Query does not work without specifying analyzers


(Alfred Bez) #1

Hi guys, I've a problem and I'm stuck:

We have a page called 'Jobs und Karriere' (german) and when I search for 'Jobs' I get the expected result, but searching for 'Karriere' doesn't find anything.
Here's my query:

# Query
{
    "query": {
        "bool": {
            "must": [{
                "match": {
                    "_all": {
                        "query": "karriere",
                        "operator": "and",
                        "boost": 2,
                        "fuzziness": 1
                    }
                }
            }, {
                "match": {
                    "type": {
                        "query": "pages"
                    }
                }
            }],
            "should": [{
                "match": {
                    "title": {
                        "query": "karriere",
                        "boost": 20,
                        "fuzziness": 1
                    }
                }
            }, {
                "match": {
                    "content": {
                        "query": "karriere",
                        "fuzziness": 1
                    }
                }
            }],
            "minimum_should_match": 1
        }
    },
    "from": 0,
    "size": 4,
    "_source": ["title", "url", "content", "created", "category"]
}

I tried to debug the query against the matching document-id (with the explain-API) with no luck.
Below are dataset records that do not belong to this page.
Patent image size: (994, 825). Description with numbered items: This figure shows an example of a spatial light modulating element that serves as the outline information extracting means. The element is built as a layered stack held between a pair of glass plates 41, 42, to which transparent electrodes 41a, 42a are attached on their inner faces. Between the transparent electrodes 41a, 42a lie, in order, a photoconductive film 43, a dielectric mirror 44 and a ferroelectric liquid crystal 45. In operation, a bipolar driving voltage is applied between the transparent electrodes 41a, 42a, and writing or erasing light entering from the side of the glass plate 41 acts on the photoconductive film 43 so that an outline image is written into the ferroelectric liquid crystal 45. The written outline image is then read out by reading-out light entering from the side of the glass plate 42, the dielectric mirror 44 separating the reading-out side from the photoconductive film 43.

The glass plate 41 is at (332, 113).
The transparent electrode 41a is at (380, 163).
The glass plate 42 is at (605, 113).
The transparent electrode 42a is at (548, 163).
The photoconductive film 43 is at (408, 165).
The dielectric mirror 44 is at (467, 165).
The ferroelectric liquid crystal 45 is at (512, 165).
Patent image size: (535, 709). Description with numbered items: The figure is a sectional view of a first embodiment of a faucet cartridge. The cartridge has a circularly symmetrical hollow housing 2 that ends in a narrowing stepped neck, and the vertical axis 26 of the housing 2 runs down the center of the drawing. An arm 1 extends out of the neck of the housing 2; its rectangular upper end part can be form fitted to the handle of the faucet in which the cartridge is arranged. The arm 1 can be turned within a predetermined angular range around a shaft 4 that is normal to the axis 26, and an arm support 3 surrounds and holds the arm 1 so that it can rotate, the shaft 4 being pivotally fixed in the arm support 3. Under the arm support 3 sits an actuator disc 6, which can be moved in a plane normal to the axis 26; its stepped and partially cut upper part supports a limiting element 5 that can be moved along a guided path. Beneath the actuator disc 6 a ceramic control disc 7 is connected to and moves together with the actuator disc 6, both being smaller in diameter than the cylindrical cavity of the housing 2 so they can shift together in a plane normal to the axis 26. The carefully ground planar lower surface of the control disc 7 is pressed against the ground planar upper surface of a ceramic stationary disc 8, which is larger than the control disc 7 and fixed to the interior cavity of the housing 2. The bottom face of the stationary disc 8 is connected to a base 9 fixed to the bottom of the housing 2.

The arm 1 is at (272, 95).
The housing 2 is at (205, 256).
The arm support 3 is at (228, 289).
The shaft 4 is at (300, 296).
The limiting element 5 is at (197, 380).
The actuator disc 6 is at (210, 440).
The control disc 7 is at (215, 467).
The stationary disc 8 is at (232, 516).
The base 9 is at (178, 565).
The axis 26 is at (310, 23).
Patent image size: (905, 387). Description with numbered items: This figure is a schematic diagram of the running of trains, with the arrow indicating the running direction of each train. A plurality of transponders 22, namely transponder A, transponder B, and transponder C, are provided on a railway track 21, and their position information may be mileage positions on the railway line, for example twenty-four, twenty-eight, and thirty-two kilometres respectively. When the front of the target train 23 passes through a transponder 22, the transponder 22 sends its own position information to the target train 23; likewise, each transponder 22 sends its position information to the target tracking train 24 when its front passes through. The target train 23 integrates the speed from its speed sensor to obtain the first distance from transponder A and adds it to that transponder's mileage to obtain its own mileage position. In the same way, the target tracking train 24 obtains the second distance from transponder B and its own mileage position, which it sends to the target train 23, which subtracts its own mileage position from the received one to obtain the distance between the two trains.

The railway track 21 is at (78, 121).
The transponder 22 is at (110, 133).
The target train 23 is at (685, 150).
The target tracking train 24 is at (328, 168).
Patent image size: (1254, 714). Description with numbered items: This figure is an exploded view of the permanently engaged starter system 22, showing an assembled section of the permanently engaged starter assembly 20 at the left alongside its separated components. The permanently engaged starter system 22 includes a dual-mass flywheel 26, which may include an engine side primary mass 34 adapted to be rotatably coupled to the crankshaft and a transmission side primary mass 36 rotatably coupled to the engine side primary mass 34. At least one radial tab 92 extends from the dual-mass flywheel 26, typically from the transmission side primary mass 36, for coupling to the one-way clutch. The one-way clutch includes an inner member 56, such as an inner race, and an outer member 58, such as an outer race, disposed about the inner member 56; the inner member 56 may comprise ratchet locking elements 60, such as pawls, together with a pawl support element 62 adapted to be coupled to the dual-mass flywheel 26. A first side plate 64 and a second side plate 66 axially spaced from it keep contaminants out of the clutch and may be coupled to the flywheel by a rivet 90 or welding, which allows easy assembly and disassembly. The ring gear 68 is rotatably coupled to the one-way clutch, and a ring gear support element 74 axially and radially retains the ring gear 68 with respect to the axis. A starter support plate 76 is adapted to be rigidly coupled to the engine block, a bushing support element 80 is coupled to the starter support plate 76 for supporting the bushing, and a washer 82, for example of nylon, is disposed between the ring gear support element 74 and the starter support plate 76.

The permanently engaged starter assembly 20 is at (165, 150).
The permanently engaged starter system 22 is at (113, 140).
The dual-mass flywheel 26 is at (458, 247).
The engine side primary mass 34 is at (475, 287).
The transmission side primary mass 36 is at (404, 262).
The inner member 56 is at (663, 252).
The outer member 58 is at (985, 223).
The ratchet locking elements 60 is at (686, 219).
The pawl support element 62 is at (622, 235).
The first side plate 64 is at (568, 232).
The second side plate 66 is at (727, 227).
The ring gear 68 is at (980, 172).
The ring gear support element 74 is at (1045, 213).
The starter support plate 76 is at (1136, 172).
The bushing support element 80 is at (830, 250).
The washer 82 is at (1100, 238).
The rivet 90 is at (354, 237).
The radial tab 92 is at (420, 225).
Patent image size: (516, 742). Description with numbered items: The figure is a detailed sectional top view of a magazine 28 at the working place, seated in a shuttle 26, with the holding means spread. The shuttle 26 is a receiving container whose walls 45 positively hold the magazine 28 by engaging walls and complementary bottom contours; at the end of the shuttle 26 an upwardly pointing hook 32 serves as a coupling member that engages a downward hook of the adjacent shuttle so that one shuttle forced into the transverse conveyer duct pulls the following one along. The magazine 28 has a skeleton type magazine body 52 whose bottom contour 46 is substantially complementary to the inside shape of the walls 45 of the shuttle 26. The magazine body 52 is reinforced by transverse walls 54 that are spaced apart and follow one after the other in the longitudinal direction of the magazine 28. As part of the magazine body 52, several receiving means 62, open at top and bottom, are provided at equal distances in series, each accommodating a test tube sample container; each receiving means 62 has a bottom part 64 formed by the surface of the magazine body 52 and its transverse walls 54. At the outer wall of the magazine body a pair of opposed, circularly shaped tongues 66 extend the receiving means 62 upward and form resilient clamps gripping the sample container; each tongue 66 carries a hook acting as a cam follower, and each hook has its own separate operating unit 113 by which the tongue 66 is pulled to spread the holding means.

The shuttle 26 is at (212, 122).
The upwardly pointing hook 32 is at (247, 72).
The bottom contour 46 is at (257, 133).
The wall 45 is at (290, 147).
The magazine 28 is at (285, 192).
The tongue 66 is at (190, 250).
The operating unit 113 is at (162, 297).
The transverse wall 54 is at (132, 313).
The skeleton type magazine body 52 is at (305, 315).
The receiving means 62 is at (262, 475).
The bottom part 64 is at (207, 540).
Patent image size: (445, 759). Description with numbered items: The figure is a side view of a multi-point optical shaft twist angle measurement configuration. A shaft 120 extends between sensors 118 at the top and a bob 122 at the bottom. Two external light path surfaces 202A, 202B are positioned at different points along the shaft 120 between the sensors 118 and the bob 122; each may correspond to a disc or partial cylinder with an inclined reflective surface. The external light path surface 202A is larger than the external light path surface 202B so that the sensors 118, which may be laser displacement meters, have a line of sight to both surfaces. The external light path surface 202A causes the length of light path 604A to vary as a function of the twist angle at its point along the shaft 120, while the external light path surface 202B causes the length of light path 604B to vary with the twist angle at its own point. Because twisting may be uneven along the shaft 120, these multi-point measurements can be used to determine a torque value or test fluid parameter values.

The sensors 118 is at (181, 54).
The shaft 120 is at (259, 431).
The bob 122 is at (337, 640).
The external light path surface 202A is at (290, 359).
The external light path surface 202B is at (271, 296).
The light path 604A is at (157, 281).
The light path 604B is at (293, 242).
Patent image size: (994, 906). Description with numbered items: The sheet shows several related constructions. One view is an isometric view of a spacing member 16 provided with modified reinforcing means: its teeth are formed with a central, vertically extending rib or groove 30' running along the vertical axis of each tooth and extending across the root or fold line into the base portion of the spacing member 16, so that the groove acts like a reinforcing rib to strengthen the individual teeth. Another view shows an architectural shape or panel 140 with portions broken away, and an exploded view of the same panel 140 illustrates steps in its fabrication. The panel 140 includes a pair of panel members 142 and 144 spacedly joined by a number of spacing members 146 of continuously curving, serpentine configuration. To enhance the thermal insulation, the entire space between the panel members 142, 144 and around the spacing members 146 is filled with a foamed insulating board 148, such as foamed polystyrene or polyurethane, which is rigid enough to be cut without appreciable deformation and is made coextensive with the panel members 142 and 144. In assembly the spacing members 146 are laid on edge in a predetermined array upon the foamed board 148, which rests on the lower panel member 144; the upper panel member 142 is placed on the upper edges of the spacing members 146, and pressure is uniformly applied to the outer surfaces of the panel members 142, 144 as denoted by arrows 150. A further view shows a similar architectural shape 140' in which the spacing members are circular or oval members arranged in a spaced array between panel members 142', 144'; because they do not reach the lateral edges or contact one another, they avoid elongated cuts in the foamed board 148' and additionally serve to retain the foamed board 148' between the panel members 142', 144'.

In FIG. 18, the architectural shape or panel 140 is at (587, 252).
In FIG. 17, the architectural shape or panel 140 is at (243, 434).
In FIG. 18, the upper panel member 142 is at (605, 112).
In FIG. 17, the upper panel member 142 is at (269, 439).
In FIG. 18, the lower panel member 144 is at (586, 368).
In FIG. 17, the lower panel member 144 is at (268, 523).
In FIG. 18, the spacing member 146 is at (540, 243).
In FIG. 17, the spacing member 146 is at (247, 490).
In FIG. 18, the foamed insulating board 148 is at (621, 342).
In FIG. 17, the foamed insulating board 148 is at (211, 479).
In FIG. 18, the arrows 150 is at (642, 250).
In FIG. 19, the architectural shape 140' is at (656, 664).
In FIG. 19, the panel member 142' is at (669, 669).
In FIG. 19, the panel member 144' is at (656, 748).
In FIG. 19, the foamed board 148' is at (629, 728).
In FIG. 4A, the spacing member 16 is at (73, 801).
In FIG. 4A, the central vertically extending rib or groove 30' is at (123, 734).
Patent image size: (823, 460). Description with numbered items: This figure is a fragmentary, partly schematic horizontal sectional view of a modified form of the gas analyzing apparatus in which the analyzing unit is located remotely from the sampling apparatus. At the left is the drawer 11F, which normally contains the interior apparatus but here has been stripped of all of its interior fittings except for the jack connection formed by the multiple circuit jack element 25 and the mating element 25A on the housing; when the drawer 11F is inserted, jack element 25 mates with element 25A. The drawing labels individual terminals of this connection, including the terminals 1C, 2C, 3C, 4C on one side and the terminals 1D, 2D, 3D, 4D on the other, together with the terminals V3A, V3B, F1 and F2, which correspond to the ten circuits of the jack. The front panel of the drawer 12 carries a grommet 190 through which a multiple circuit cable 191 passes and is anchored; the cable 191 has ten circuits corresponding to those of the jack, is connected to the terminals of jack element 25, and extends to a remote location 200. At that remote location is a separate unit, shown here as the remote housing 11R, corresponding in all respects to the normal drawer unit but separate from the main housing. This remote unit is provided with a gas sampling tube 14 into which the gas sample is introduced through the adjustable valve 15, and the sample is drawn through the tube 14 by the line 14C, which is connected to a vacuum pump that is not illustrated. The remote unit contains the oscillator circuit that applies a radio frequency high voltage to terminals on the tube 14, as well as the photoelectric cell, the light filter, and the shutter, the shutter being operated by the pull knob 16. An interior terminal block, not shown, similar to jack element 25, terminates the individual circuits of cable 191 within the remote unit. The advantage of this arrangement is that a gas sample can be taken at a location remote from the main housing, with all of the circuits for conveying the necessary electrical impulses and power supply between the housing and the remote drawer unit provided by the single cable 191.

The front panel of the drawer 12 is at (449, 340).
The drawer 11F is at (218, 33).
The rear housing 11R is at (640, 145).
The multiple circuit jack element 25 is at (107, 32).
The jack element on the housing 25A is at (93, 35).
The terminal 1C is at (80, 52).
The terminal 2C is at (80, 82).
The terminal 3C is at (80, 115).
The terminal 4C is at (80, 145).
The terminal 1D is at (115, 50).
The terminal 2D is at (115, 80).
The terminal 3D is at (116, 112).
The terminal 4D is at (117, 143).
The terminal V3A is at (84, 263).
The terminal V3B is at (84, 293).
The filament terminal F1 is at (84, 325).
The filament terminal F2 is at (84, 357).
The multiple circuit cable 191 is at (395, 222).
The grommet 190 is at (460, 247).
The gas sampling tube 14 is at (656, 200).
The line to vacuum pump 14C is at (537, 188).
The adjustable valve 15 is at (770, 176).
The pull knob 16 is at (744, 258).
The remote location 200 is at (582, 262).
Then I tried to debug the problem locally (I was working on staging before) and I got the expected result for both queries, so there must be some difference, maybe someone can help me or point me in the right direction.

I get results (even for staging) when I set the analyzer directly in my query like so:

query -> bool -> must -> match -> _all -> "analyzer": "EdgenGram_analyzer"
query -> bool -> should -> match -> title -> "analyzer: "nGram_analyzer"

What I don't understand: nGram_analyzer is already set for the title field and EdgenGram_analyzer for _all (see mappings below), is it possible that they are overwritten at some point?

Additional information:
# (shortened) Mapping (staging)
{
    "state": "open",
    "settings": {
        "index": {
            "number_of_shards": "5",
            "provided_name": "my_index",
            "creation_date": "1531310116997",
            "analysis": {
                "filter": {
                    // ...
                },
                "analyzer": {
                    "nGram_analyzer": {
                        "filter": ["nGram_filter", "lowercase", "projectname_stopwords", "projectname_stemmer"],
                        "char_filter": ["html_filter"],
                        "type": "custom",
                        "tokenizer": "whitespace"
                    },
                    "EdgenGram_analyzer": {
                        "filter": ["EdgenGram_filter", "lowercase", "projectname_stopwords", "projectname_stemmer"],
                        "char_filter": ["html_filter"],
                        "type": "custom",
                        "tokenizer": "whitespace"
                    },
                    // ...
                },
                // ...
            },
            "number_of_replicas": "1",
            "uuid": "j2mKZeGlR3OLOQ2V_hDK_g",
            "version": {
                "created": "5040399"
            }
        }
    },
    "mappings": {
        "documents": {
            "_all": {
                "search_analyzer": "simple_search",
                "analyzer": "EdgenGram_analyzer",
                "enabled": true
            },
            "properties": {
                // ...
                "title": {
                    "search_analyzer": "simple_search",
                    "analyzer": "nGram_analyzer",
                    "type": "text"
                },
                "type": {
                    "type": "keyword"
                },
                // ...
            }
        }
    },
    // ...
}

# Mapping diff
$ curl -sS -XGET 1.2.3.4:9200/my_index/_mapping/documents?pretty > server.mapping.json
$ curl -sS -XGET localhost:9200/my_index/_mapping/documents?pretty > local.mapping.json
$ diff -c3 local.mapping.json server.mapping.json
*** local.mapping.json  2018-11-16 10:48:57.391550907 +0100
--- server.mapping.json 2018-11-16 10:48:42.698965949 +0100
***************
*** 3,8 ****
--- 3,9 ----
      "mappings" : {
        "documents" : {
          "_all" : {
+           "enabled" : true,
            "analyzer" : "EdgenGram_analyzer",
            "search_analyzer" : "simple_search"
          },